La actividad del día domingo comienza muy temprano (en mi caso a las 5.00 am), los más de 50.000 corredores tienen que acceder a la zona de largada en Staten Island de manera ordenada pero sobre todo sincronizada. Para ello la organización dispone de micros y ferrys para llegar hasta el parque cerrado y divide los grupos en función del tiempo estimado de carrera que previamente cada corredor declara al momento de la inscripción. Los grupos se dividen en olas (waves)  y a su vez, cada ola está compuesta de sub grupos para que todo fluya razonablemente. Luego de estrictos controles para mantener la seguridad a nivel casi de un aeropuerto, se accede al predio donde la espera transcurre al reparo de carpas que cuentan con comodidades básicas .. baños.. desayunadores.. barras energéticas.. bebidas deportivas.. etc. Es recomendable llegar temprano, o por lo menos al horario que sugiere la organización de acuerdo al turno de largada que corresponda. Mi experiencia fue buena.. si bien llegué casi 3 horas antes de largada (con los buses del transporte oficial Anthony Travel ) el tiempo se pasó muy rápido, hay que disfrutarlo. En Nueva York suele estar muy fresco (o mejor dicho frío) en esa época del año por lo que hay que estar preparado con la ropa adecuada para la espera, luego hay 2 opciones..  La ropa que sobra, o bien se dona o bien se entrega en la bolsa que la organización provee para que nos la devuelvan en la llegada.

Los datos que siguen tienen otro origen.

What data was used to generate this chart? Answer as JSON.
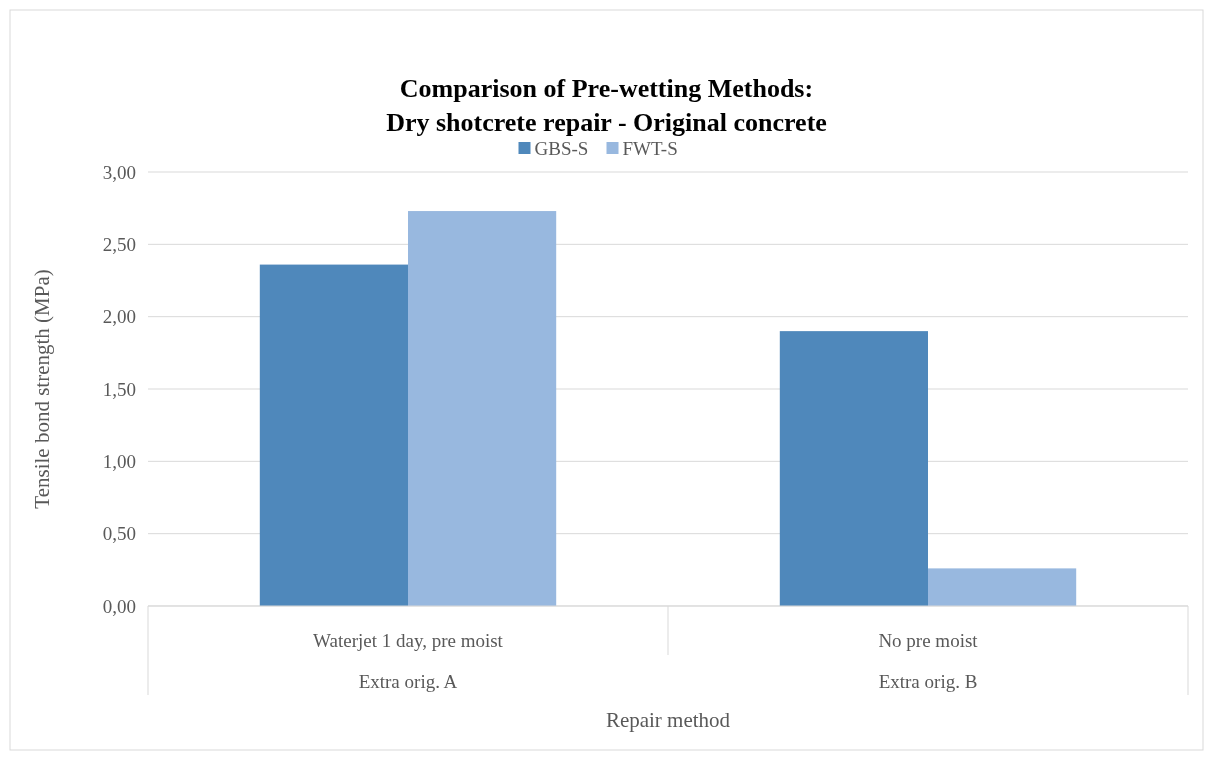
{
  "chart_data": {
    "type": "bar",
    "title": "Comparison of Pre-wetting Methods:\nDry shotcrete repair - Original concrete",
    "xlabel": "Repair method",
    "ylabel": "Tensile bond strength (MPa)",
    "categories": [
      "Waterjet 1 day, pre moist",
      "No pre moist"
    ],
    "series": [
      {
        "name": "GBS-S",
        "color": "#4f88bb",
        "values": [
          2.36,
          1.9
        ]
      },
      {
        "name": "FWT-S",
        "color": "#98b8df",
        "values": [
          2.73,
          0.26
        ]
      }
    ],
    "annotations": [
      "Extra orig. A",
      "Extra orig. B"
    ],
    "ylim": [
      0,
      3
    ],
    "yticks": [
      {
        "value": 0,
        "label": "0,00"
      },
      {
        "value": 0.5,
        "label": "0,50"
      },
      {
        "value": 1,
        "label": "1,00"
      },
      {
        "value": 1.5,
        "label": "1,50"
      },
      {
        "value": 2,
        "label": "2,00"
      },
      {
        "value": 2.5,
        "label": "2,50"
      },
      {
        "value": 3,
        "label": "3,00"
      }
    ],
    "grid": "y",
    "legend": "top"
  }
}
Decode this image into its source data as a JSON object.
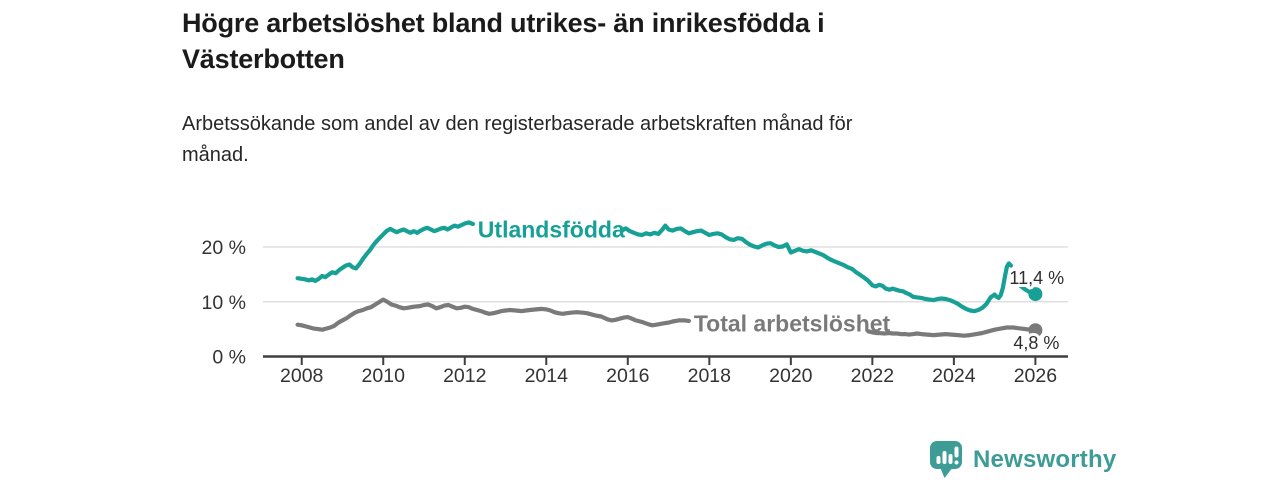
{
  "header": {
    "title_line1": "Högre arbetslöshet bland utrikes- än inrikesfödda i",
    "title_line2": "Västerbotten",
    "subtitle_line1": "Arbetssökande som andel av den registerbaserade arbetskraften månad för",
    "subtitle_line2": "månad."
  },
  "footer": {
    "brand": "Newsworthy",
    "brand_color": "#3d9c96",
    "logo_icon": "bar-chart-speech-bubble"
  },
  "colors": {
    "foreign_born_line": "#16a096",
    "total_line": "#7a7a7a",
    "axis": "#3f3f3f",
    "grid": "#d9d9d9",
    "tick_text": "#333333",
    "value_label_text": "#2e2e2e",
    "background": "#ffffff"
  },
  "chart_data": {
    "type": "line",
    "title": "Högre arbetslöshet bland utrikes- än inrikesfödda i Västerbotten",
    "subtitle": "Arbetssökande som andel av den registerbaserade arbetskraften månad för månad.",
    "unit": "%",
    "grid": "horizontal",
    "legend": "inline-labels",
    "x_axis": {
      "ticks": [
        2008,
        2010,
        2012,
        2014,
        2016,
        2018,
        2020,
        2022,
        2024,
        2026
      ],
      "range": [
        2007.05,
        2026.8
      ]
    },
    "y_axis": {
      "ticks": [
        0,
        10,
        20
      ],
      "tick_labels": [
        "0 %",
        "10 %",
        "20 %"
      ],
      "range": [
        0,
        27
      ]
    },
    "series": [
      {
        "name": "Utlandsfödda",
        "color": "#16a096",
        "end_value": 11.4,
        "end_label": "11,4 %",
        "name_label_pos": {
          "year": 2012.32,
          "pct": 21.7
        },
        "label_gaps": [
          [
            2012.25,
            2015.85
          ],
          [
            2025.42,
            2025.5
          ]
        ],
        "points": [
          [
            2007.9,
            14.3
          ],
          [
            2008.0,
            14.2
          ],
          [
            2008.08,
            14.1
          ],
          [
            2008.17,
            13.9
          ],
          [
            2008.25,
            14.1
          ],
          [
            2008.33,
            13.8
          ],
          [
            2008.42,
            14.2
          ],
          [
            2008.5,
            14.7
          ],
          [
            2008.58,
            14.5
          ],
          [
            2008.67,
            15.0
          ],
          [
            2008.75,
            15.4
          ],
          [
            2008.83,
            15.2
          ],
          [
            2008.92,
            15.8
          ],
          [
            2009.0,
            16.2
          ],
          [
            2009.08,
            16.6
          ],
          [
            2009.17,
            16.8
          ],
          [
            2009.25,
            16.3
          ],
          [
            2009.33,
            16.1
          ],
          [
            2009.42,
            16.9
          ],
          [
            2009.5,
            17.8
          ],
          [
            2009.58,
            18.6
          ],
          [
            2009.67,
            19.4
          ],
          [
            2009.75,
            20.3
          ],
          [
            2009.83,
            21.0
          ],
          [
            2009.92,
            21.7
          ],
          [
            2010.0,
            22.3
          ],
          [
            2010.08,
            22.9
          ],
          [
            2010.17,
            23.3
          ],
          [
            2010.25,
            23.0
          ],
          [
            2010.33,
            22.7
          ],
          [
            2010.42,
            23.0
          ],
          [
            2010.5,
            23.2
          ],
          [
            2010.58,
            22.9
          ],
          [
            2010.67,
            22.6
          ],
          [
            2010.75,
            22.9
          ],
          [
            2010.83,
            22.6
          ],
          [
            2010.92,
            23.0
          ],
          [
            2011.0,
            23.3
          ],
          [
            2011.08,
            23.5
          ],
          [
            2011.17,
            23.2
          ],
          [
            2011.25,
            22.9
          ],
          [
            2011.33,
            23.1
          ],
          [
            2011.42,
            23.4
          ],
          [
            2011.5,
            23.5
          ],
          [
            2011.58,
            23.2
          ],
          [
            2011.67,
            23.6
          ],
          [
            2011.75,
            23.9
          ],
          [
            2011.83,
            23.7
          ],
          [
            2011.92,
            24.0
          ],
          [
            2012.0,
            24.3
          ],
          [
            2012.1,
            24.5
          ],
          [
            2012.2,
            24.2
          ],
          [
            2015.85,
            23.0
          ],
          [
            2015.95,
            23.4
          ],
          [
            2016.05,
            22.9
          ],
          [
            2016.15,
            22.6
          ],
          [
            2016.25,
            22.3
          ],
          [
            2016.35,
            22.2
          ],
          [
            2016.45,
            22.5
          ],
          [
            2016.55,
            22.3
          ],
          [
            2016.65,
            22.6
          ],
          [
            2016.75,
            22.4
          ],
          [
            2016.85,
            23.2
          ],
          [
            2016.92,
            23.9
          ],
          [
            2017.0,
            23.2
          ],
          [
            2017.1,
            23.0
          ],
          [
            2017.2,
            23.3
          ],
          [
            2017.3,
            23.4
          ],
          [
            2017.4,
            22.9
          ],
          [
            2017.5,
            22.5
          ],
          [
            2017.6,
            22.7
          ],
          [
            2017.7,
            22.9
          ],
          [
            2017.8,
            23.0
          ],
          [
            2017.9,
            22.6
          ],
          [
            2018.0,
            22.2
          ],
          [
            2018.1,
            22.4
          ],
          [
            2018.2,
            22.5
          ],
          [
            2018.3,
            22.3
          ],
          [
            2018.4,
            21.8
          ],
          [
            2018.5,
            21.4
          ],
          [
            2018.6,
            21.3
          ],
          [
            2018.7,
            21.6
          ],
          [
            2018.8,
            21.5
          ],
          [
            2018.9,
            20.9
          ],
          [
            2019.0,
            20.4
          ],
          [
            2019.1,
            20.1
          ],
          [
            2019.2,
            19.9
          ],
          [
            2019.3,
            20.3
          ],
          [
            2019.4,
            20.6
          ],
          [
            2019.5,
            20.7
          ],
          [
            2019.6,
            20.3
          ],
          [
            2019.7,
            20.0
          ],
          [
            2019.8,
            20.1
          ],
          [
            2019.9,
            20.5
          ],
          [
            2020.0,
            19.0
          ],
          [
            2020.1,
            19.3
          ],
          [
            2020.2,
            19.6
          ],
          [
            2020.3,
            19.3
          ],
          [
            2020.4,
            19.2
          ],
          [
            2020.5,
            19.4
          ],
          [
            2020.6,
            19.1
          ],
          [
            2020.7,
            18.8
          ],
          [
            2020.8,
            18.5
          ],
          [
            2020.9,
            18.0
          ],
          [
            2021.0,
            17.6
          ],
          [
            2021.1,
            17.3
          ],
          [
            2021.2,
            17.0
          ],
          [
            2021.3,
            16.7
          ],
          [
            2021.4,
            16.3
          ],
          [
            2021.5,
            16.0
          ],
          [
            2021.6,
            15.4
          ],
          [
            2021.7,
            14.9
          ],
          [
            2021.8,
            14.4
          ],
          [
            2021.9,
            13.8
          ],
          [
            2022.0,
            13.0
          ],
          [
            2022.08,
            12.8
          ],
          [
            2022.17,
            13.1
          ],
          [
            2022.25,
            12.9
          ],
          [
            2022.33,
            12.4
          ],
          [
            2022.42,
            12.2
          ],
          [
            2022.5,
            12.4
          ],
          [
            2022.58,
            12.2
          ],
          [
            2022.67,
            12.0
          ],
          [
            2022.75,
            11.9
          ],
          [
            2022.83,
            11.6
          ],
          [
            2022.92,
            11.3
          ],
          [
            2023.0,
            10.9
          ],
          [
            2023.1,
            10.8
          ],
          [
            2023.2,
            10.7
          ],
          [
            2023.3,
            10.5
          ],
          [
            2023.4,
            10.4
          ],
          [
            2023.5,
            10.3
          ],
          [
            2023.6,
            10.5
          ],
          [
            2023.7,
            10.6
          ],
          [
            2023.8,
            10.5
          ],
          [
            2023.9,
            10.3
          ],
          [
            2024.0,
            10.0
          ],
          [
            2024.1,
            9.6
          ],
          [
            2024.2,
            9.1
          ],
          [
            2024.3,
            8.7
          ],
          [
            2024.4,
            8.4
          ],
          [
            2024.5,
            8.3
          ],
          [
            2024.6,
            8.5
          ],
          [
            2024.7,
            8.9
          ],
          [
            2024.8,
            9.6
          ],
          [
            2024.9,
            10.8
          ],
          [
            2025.0,
            11.3
          ],
          [
            2025.05,
            10.9
          ],
          [
            2025.1,
            10.7
          ],
          [
            2025.15,
            11.2
          ],
          [
            2025.2,
            12.5
          ],
          [
            2025.25,
            14.5
          ],
          [
            2025.3,
            16.4
          ],
          [
            2025.35,
            17.0
          ],
          [
            2025.4,
            16.6
          ],
          [
            2025.52,
            14.0
          ],
          [
            2025.62,
            13.0
          ],
          [
            2025.74,
            12.3
          ],
          [
            2025.87,
            11.7
          ],
          [
            2026.0,
            11.4
          ]
        ]
      },
      {
        "name": "Total arbetslöshet",
        "color": "#7a7a7a",
        "end_value": 4.8,
        "end_label": "4,8 %",
        "name_label_pos": {
          "year": 2017.62,
          "pct": 4.55
        },
        "label_gaps": [
          [
            2017.55,
            2021.88
          ]
        ],
        "points": [
          [
            2007.9,
            5.8
          ],
          [
            2008.0,
            5.7
          ],
          [
            2008.1,
            5.5
          ],
          [
            2008.2,
            5.3
          ],
          [
            2008.3,
            5.1
          ],
          [
            2008.4,
            5.0
          ],
          [
            2008.5,
            4.9
          ],
          [
            2008.6,
            5.1
          ],
          [
            2008.7,
            5.3
          ],
          [
            2008.8,
            5.6
          ],
          [
            2008.9,
            6.2
          ],
          [
            2009.0,
            6.6
          ],
          [
            2009.1,
            7.0
          ],
          [
            2009.2,
            7.5
          ],
          [
            2009.3,
            8.0
          ],
          [
            2009.4,
            8.3
          ],
          [
            2009.5,
            8.5
          ],
          [
            2009.6,
            8.8
          ],
          [
            2009.7,
            9.0
          ],
          [
            2009.85,
            9.7
          ],
          [
            2010.0,
            10.4
          ],
          [
            2010.1,
            10.0
          ],
          [
            2010.2,
            9.5
          ],
          [
            2010.3,
            9.3
          ],
          [
            2010.4,
            9.0
          ],
          [
            2010.5,
            8.8
          ],
          [
            2010.6,
            8.9
          ],
          [
            2010.75,
            9.1
          ],
          [
            2010.9,
            9.2
          ],
          [
            2011.0,
            9.4
          ],
          [
            2011.1,
            9.5
          ],
          [
            2011.2,
            9.2
          ],
          [
            2011.3,
            8.8
          ],
          [
            2011.4,
            9.0
          ],
          [
            2011.5,
            9.3
          ],
          [
            2011.6,
            9.4
          ],
          [
            2011.7,
            9.1
          ],
          [
            2011.8,
            8.8
          ],
          [
            2011.9,
            8.9
          ],
          [
            2012.0,
            9.1
          ],
          [
            2012.1,
            9.0
          ],
          [
            2012.2,
            8.7
          ],
          [
            2012.3,
            8.5
          ],
          [
            2012.4,
            8.3
          ],
          [
            2012.5,
            8.0
          ],
          [
            2012.6,
            7.8
          ],
          [
            2012.7,
            7.9
          ],
          [
            2012.8,
            8.1
          ],
          [
            2012.9,
            8.3
          ],
          [
            2013.0,
            8.4
          ],
          [
            2013.1,
            8.5
          ],
          [
            2013.25,
            8.4
          ],
          [
            2013.4,
            8.3
          ],
          [
            2013.5,
            8.4
          ],
          [
            2013.6,
            8.5
          ],
          [
            2013.75,
            8.6
          ],
          [
            2013.9,
            8.7
          ],
          [
            2014.0,
            8.6
          ],
          [
            2014.1,
            8.4
          ],
          [
            2014.2,
            8.1
          ],
          [
            2014.3,
            7.9
          ],
          [
            2014.4,
            7.8
          ],
          [
            2014.5,
            7.9
          ],
          [
            2014.6,
            8.0
          ],
          [
            2014.75,
            8.1
          ],
          [
            2014.9,
            8.0
          ],
          [
            2015.0,
            7.9
          ],
          [
            2015.1,
            7.7
          ],
          [
            2015.2,
            7.5
          ],
          [
            2015.35,
            7.3
          ],
          [
            2015.5,
            6.8
          ],
          [
            2015.6,
            6.6
          ],
          [
            2015.7,
            6.7
          ],
          [
            2015.8,
            6.9
          ],
          [
            2015.9,
            7.1
          ],
          [
            2016.0,
            7.2
          ],
          [
            2016.1,
            6.9
          ],
          [
            2016.2,
            6.6
          ],
          [
            2016.35,
            6.3
          ],
          [
            2016.5,
            5.9
          ],
          [
            2016.6,
            5.7
          ],
          [
            2016.7,
            5.8
          ],
          [
            2016.85,
            6.0
          ],
          [
            2017.0,
            6.2
          ],
          [
            2017.1,
            6.4
          ],
          [
            2017.25,
            6.6
          ],
          [
            2017.4,
            6.6
          ],
          [
            2017.5,
            6.5
          ],
          [
            2021.9,
            4.6
          ],
          [
            2022.0,
            4.4
          ],
          [
            2022.1,
            4.3
          ],
          [
            2022.2,
            4.25
          ],
          [
            2022.3,
            4.2
          ],
          [
            2022.4,
            4.3
          ],
          [
            2022.5,
            4.2
          ],
          [
            2022.6,
            4.2
          ],
          [
            2022.7,
            4.1
          ],
          [
            2022.8,
            4.1
          ],
          [
            2022.9,
            4.0
          ],
          [
            2023.0,
            4.1
          ],
          [
            2023.1,
            4.2
          ],
          [
            2023.2,
            4.1
          ],
          [
            2023.35,
            4.0
          ],
          [
            2023.5,
            3.9
          ],
          [
            2023.65,
            4.0
          ],
          [
            2023.8,
            4.1
          ],
          [
            2023.95,
            4.0
          ],
          [
            2024.1,
            3.9
          ],
          [
            2024.25,
            3.8
          ],
          [
            2024.4,
            3.9
          ],
          [
            2024.55,
            4.1
          ],
          [
            2024.7,
            4.3
          ],
          [
            2024.85,
            4.6
          ],
          [
            2025.0,
            4.9
          ],
          [
            2025.15,
            5.1
          ],
          [
            2025.3,
            5.3
          ],
          [
            2025.45,
            5.3
          ],
          [
            2025.6,
            5.15
          ],
          [
            2025.75,
            5.0
          ],
          [
            2025.9,
            4.9
          ],
          [
            2026.0,
            4.8
          ]
        ]
      }
    ]
  }
}
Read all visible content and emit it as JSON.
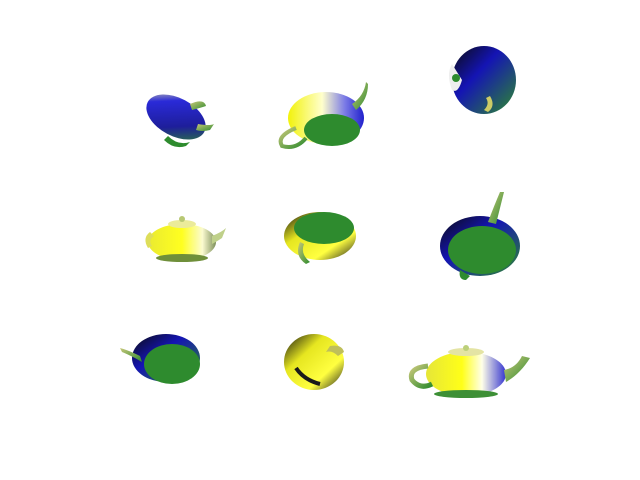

Faltando una hora para la largada pasamos a los “corrales” para ordenarnos y finalmente se oye el cañonazo que da inicio a una carrera soñada..  nos espera el puente Verrazano y luego Brooklyn, Queens, Harlem, Bronx y finalmente Manhattan y el Central Park. Recibimos el aliento de 2 millones de personas que nos empujan a lo largo de 42 kilómetros llenos de sensaciones.  Carteles de aliento, 120 bandas en vivo, miles de manos esperando un “high five”.. todo hace que el dolor en las piernas pase a segundo plano.

Crucé la meta en 3hs 20min con la satisfacción del deber cumplido… Y sí.. es como todos cuentan…  en un segundo pasan por la mente todas las horas de entrenamiento, el frío de las salidas de “fondo” en el invierno barilochense.. el apoyo de la familia, los compañeros de enteramiento… la lista es larga.

Los maratones son tan extenuantes como reconfortantes.. hay que experimentarlo para comprenderlo..  Por eso,  con la medalla de finisher en el pecho y la bandera argentina sobre los hombros, camino lento hacia la zona de “family reunion” al encuentro de mi esposa Irina mientras pienso “dónde será la próxima..?”

Por Gabriel Napoli.

Gracias Gabriel! Esperamos la próxima.